Knallhartes Durchgreifen gegen Chaoten und eine Schnelljustiz noch im Stadion - das hat BVB-Geschäftsführer Hans-Joachim Watzke auf der Aktionärsversammlung des börsennotierten Bundesligisten gefordert.

"Vielleicht sollten wir beim nächsten Derby einen Staatsanwalt und Richter da haben, um diejenigen, die sich nicht an die Regeln halten, kurzzeitig zu inhaftieren", schlug Watzke vor.

Wenn die Täter am Montagmorgen beim Arbeitgeber erklären müssten, warum sie nicht da sein könnten, sei es deutlich wirkungsvoller, so Watzke, als wenn sie sonntagmorgens nach dem Spiel dem Opfer schon wieder beim Bäcker begegneten.
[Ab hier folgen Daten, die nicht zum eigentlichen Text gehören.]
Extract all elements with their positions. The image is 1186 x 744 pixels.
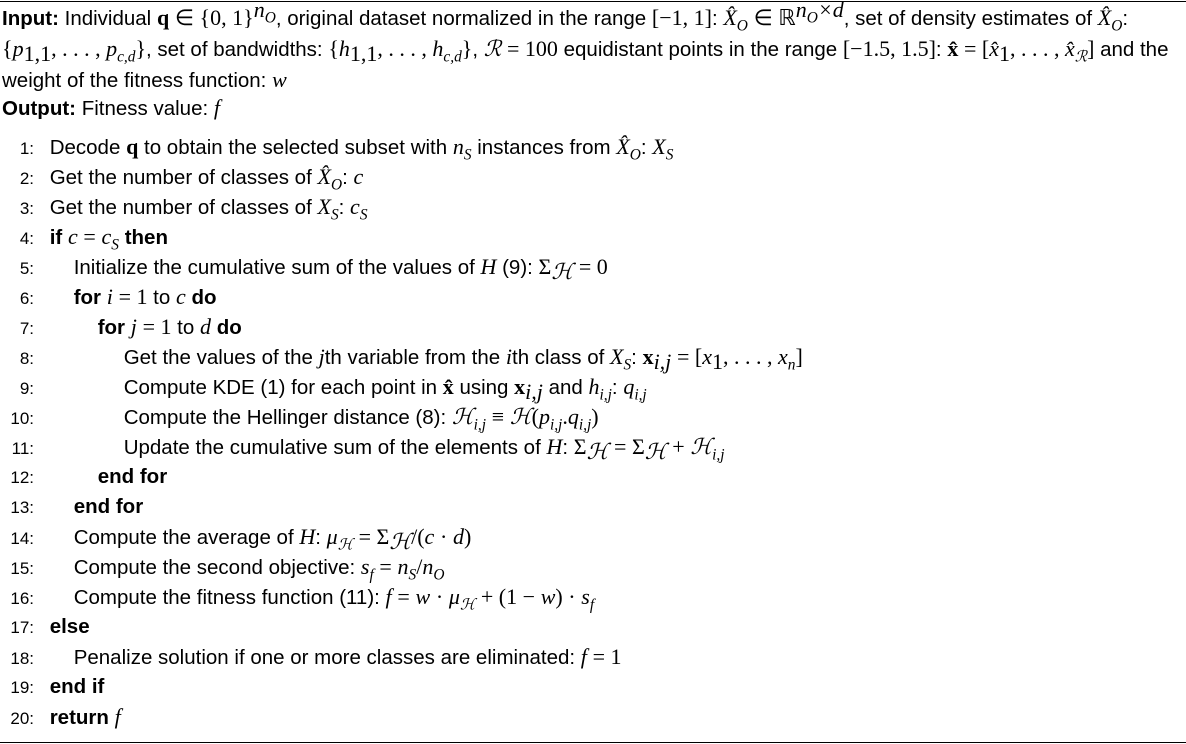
line-number: 4: (19, 229, 34, 248)
line-number: 14: (10, 529, 34, 548)
line-text: Initialize the cumulative sum of the values of H (9): $\Sigma_ℋ = 0$ (73, 254, 608, 285)
algorithm-line (0, 312, 242, 342)
top-rule (0, 1, 1186, 2)
line-text: Compute the average of H: $\mu_ℋ = \Sigma_ℋ/(c \cdot d)$ (73, 524, 472, 555)
keyword: return (49, 706, 109, 729)
line-number: 17: (10, 618, 34, 637)
algorithm-line (0, 252, 608, 285)
line-text: Decode q to obtain the selected subset with $n_S$ instances from $X̂_O$: $X_S$ (49, 134, 674, 164)
algorithm-line (0, 612, 90, 642)
line-number: 13: (10, 498, 34, 517)
algorithm-line (0, 492, 143, 522)
line-number: 11: (11, 439, 34, 458)
line-number: 19: (10, 678, 34, 697)
line-number: 10: (10, 409, 34, 428)
algorithm-line (0, 462, 167, 492)
line-text: Get the number of classes of $X_S$: $c_S$ (49, 194, 368, 224)
algorithm-line (0, 222, 168, 252)
keyword: if (49, 226, 63, 249)
algorithm-line (0, 282, 217, 312)
line-text: Get the number of classes of $X̂_O$: c (49, 164, 364, 194)
algorithm-line (0, 162, 363, 192)
keyword: end if (49, 675, 105, 698)
line-number: 3: (19, 199, 34, 218)
line-text: if $c = c_S$ then (49, 224, 168, 254)
keyword: do (191, 286, 217, 309)
input-text: Individual q ∈ {0, 1}$^{n_O}$, original dataset normalized in the range [−1, 1]: $X̂_O$ ∈ ℝ$^{n_O\times d}$, set of density estimates of $X̂_O$: {$p_{1,1}$, . . . , $p_{c,d}$}, set of bandwidths: {$h_{1,1}$, . . . , $h_{c,d}$}, ℛ = 100 equidistant points in the range [−1.5, 1.5]: x̂ = [$x̂_1$, . . . , $x̂_ℛ$] and the weight of the fitness function: w (2, 0, 1169, 92)
line-text: Compute the Hellinger distance (8): ℋ$_{i,j}$ ≡ $ℋ(p_{i,j}.q_{i,j})$ (123, 404, 599, 434)
algorithm-line (0, 552, 445, 582)
keyword: end for (97, 465, 168, 488)
algorithm-line (0, 642, 622, 672)
line-text: Compute the second objective: $s_f = n_S/n_O$ (73, 554, 445, 584)
line-number: 18: (10, 649, 34, 668)
keyword: then (124, 226, 168, 249)
algorithm-input (2, 0, 1182, 96)
line-number: 20: (10, 709, 34, 728)
line-number: 15: (10, 559, 34, 578)
algorithm-line (0, 582, 594, 612)
return-value: f (114, 704, 121, 729)
line-text: for j = 1 to d do (97, 314, 242, 339)
line-text (50, 672, 105, 702)
keyword: end for (73, 495, 144, 518)
line-text: for i = 1 to c do (73, 284, 217, 309)
input-label: Input: (2, 7, 59, 30)
algorithm-line (0, 522, 472, 555)
algorithm-line (0, 672, 104, 702)
keyword: for (97, 316, 126, 339)
bottom-rule (0, 742, 1186, 743)
algorithm-line (0, 402, 599, 432)
line-text (50, 702, 121, 733)
line-number: 8: (19, 349, 34, 368)
algorithm-line (0, 702, 121, 732)
line-text: Penalize solution if one or more classes are eliminated: f = 1 (73, 644, 622, 669)
algorithm-line (0, 192, 368, 222)
line-text: Compute KDE (1) for each point in x̂ using $x_{i,j}$ and $h_{i,j}$: $q_{i,j}$ (123, 374, 647, 405)
line-text (50, 612, 90, 642)
algorithm-line (0, 372, 647, 405)
line-number: 6: (19, 289, 34, 308)
line-number: 16: (10, 589, 34, 608)
line-number: 1: (19, 139, 34, 158)
line-number: 7: (19, 319, 34, 338)
algorithm-line (0, 132, 673, 162)
line-text: Get the values of the jth variable from the ith class of $X_S$: $x_{i,j} = [x_1$, . . . , $x_n$] (123, 344, 803, 375)
line-number: 5: (19, 259, 34, 278)
line-text (98, 462, 167, 492)
keyword: do (216, 316, 242, 339)
line-text: Update the cumulative sum of the elements of H: $\Sigma_ℋ = \Sigma_ℋ$ + ℋ$_{i,j}$ (123, 434, 725, 465)
line-number: 12: (10, 468, 34, 487)
line-number: 9: (19, 379, 34, 398)
output-label: Output: (2, 97, 76, 120)
line-text (74, 492, 143, 522)
algorithm-line (0, 342, 803, 375)
line-number: 2: (19, 169, 34, 188)
algorithm-line (0, 432, 725, 465)
algorithm-output (2, 93, 1182, 124)
keyword: else (49, 615, 90, 638)
keyword: for (73, 286, 102, 309)
output-text: Fitness value: f (81, 95, 220, 120)
line-text: Compute the fitness function (11): $f = w \cdot \mu_ℋ + (1 - w) \cdot s_f$ (73, 584, 595, 614)
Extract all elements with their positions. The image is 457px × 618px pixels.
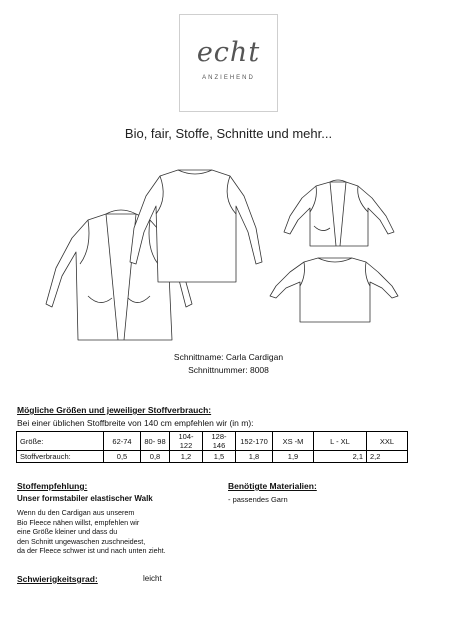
- tagline: Bio, fair, Stoffe, Schnitte und mehr...: [124, 126, 333, 141]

Die Vorkommnisse rund ums Heimspiel gegen Schalke Mitte Oktober, als Dortmund-Fans in der Halbzeitpause auf Polizisten losgingen, bezeichnete Watzke als "Desaster". "Da waren organisierte Chaoten am Werk", stellte der 53-Jährige fest.

Wie schon tags zuvor auf der Mitgliederversammlung machte Watzke erneut deutlich: "Wir dulden keine Pyrotechnik, weil sie einfach zu gefährlich ist, und verurteilen jegliche Form von Gewalt und Rassismus."

Der Deutsche Meister kämpft aktiv für eine Verbesserung der Sicherheit rund ums Stadion und hat laut Watzke unter anderem die Zahl der hauptamtlichen BVB-Fanbetreuer von vier auf sechs aufgestockt.